Все оборвалось в Ксении. Она не поверила своему слуху: «Почудилось, кровь шумит в ушах от бега». Пыталась рассмотреть лица солдат, молоденьких ребят, под стальной нахлобучкой касок. Нет, взгляда не поймать, глаза в черной тени, различимы только плохо выбритые подбородки, презрительно вспухшие губы и дырки ноздрей. Парни просто спятили от преследования, от остро и пряно пахнущей ночи, от армейской тоски, что найдет и в выгребной яме, и в петле, от близости женщины. На одного, на другого глядела она, сливины ее глаз темнели. Это было похоже на правду — их рты из пухлогубых делались тонкими, белыми, нитевидными, сумасшедшими. Они напрягались. Они… готовились.
— У вас нет денег…
Шепот Ксении сошел на нет. Молоденькие. Пацанва.
— А ты что, дашь нам? — спросил тот, что повыше, и ударом босой ноги в спину принудил ее опуститься на колени.
Ксения стояла на коленях под звездным небом, и сейчас, через два или три сердечных толчка, с не должны были содрать скальп. Забавляются детишки. Играются. Мало их мамки пороли.
— Дети мои, — суженное горло Ксении превратилось изнутри в наждак, слова царапались и шуршали. Ей заломили руки. Тот, что пониже, вытащил из кармана стесанную металлическую рыбу — лезвие, резак. Они глумились над Ксенией, требуя у нее оружие. Оно было у них, оно сверкало игрушкой и гордостью, и губы раздвигались, обнажая смеющиеся зубы — Ксения не слышала их смеха, она в и д е л а его, беззвучный страшный смех, одни рты, без глаз, без морщин на лбу.
— Надо сначала начертить линию, по которой будем резать, дурак. Чтобы ровно было.
— Без тебя знаю. Ты знаешь, что скальпы сушат на высоких бамбуковых шестах?.. По крайней мере, так делают в племени гуахили.
— Врешь ты все. Слабо тебе.
— Не слабо. Держи ее крепче.
— Слушай, а почему на ней мешок надет?.. Может, она из желтого дома?.. А нам по шапке за нее не дадут…
— Дадут, дадут.
Они резали друг друга выхрипами и вскриками. Ксения стояла на коленях и ждала.

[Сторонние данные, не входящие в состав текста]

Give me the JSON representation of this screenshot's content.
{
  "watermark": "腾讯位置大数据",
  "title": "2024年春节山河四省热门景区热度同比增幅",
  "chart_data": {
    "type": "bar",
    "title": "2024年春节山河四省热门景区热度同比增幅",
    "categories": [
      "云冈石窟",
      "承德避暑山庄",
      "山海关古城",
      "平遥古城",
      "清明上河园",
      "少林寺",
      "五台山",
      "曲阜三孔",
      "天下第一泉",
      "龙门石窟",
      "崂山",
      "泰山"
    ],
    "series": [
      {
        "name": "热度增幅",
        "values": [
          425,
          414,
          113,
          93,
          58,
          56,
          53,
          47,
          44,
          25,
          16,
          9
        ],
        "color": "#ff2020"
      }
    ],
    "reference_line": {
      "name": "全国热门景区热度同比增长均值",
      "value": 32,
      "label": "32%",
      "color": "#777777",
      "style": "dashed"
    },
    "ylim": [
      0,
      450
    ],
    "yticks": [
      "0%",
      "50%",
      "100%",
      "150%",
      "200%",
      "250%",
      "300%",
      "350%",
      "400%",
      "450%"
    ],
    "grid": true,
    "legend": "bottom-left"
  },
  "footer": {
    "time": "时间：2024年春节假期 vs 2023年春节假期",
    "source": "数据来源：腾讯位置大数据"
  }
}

«Я стою на коленях перед звездами, перед звездным небом. Они нагнули мое лицо к земле, но я затылком вижу над собой высокие звезды, и, Боже, как мне благодарить Тебя! Ты создал меня такой свободной, и, кочуя по душам, странствуя по звездам, я должна платить кровью за свою свободу. Совершенны и дивны дела Твои! Ты сделал на земле убийцу и жертву; и Ты простил обоим и помог. Помоги мне не разрыдаться. Я счастлива, что я живу, и счастлива, что могу умереть. Помоги не расплакаться от красоты ночи, от синих звезд в дегте зенита, от сияющих фонарей — они как шары на елке в кромешной тьме ежово-колючих ветвей. Как чудесны все дела Твои. И моя первая смерть — чудо; и моя сотая смерть — тоже чудо, ибо лишь перед Уходом я познаю самый сладкий, самый кровный вкус жизни: изо рта Твоего в рот мой, из клюва в клюв, как птицы птенцов кормят. Да, я могу бороться, вопить пронзительно, сопротивляться, вырываться. Но я не делаю этого. Помнишь, как Ты сказал чернобородому казначею из Кариот: делай скорее, что делаешь. Ты знал, что он предаст, и сам велел ему быстрей бежать и предавать. Ты сам послал его на подлость. В путь без возврата. И он потом повесился на сухом дереве, и тело его бросили в каменистый овраг рядом с дохлыми животными. Он не смел ослушаться приказа Твоего. Так и я говорю солдатам: делайте скорее, что задумали!»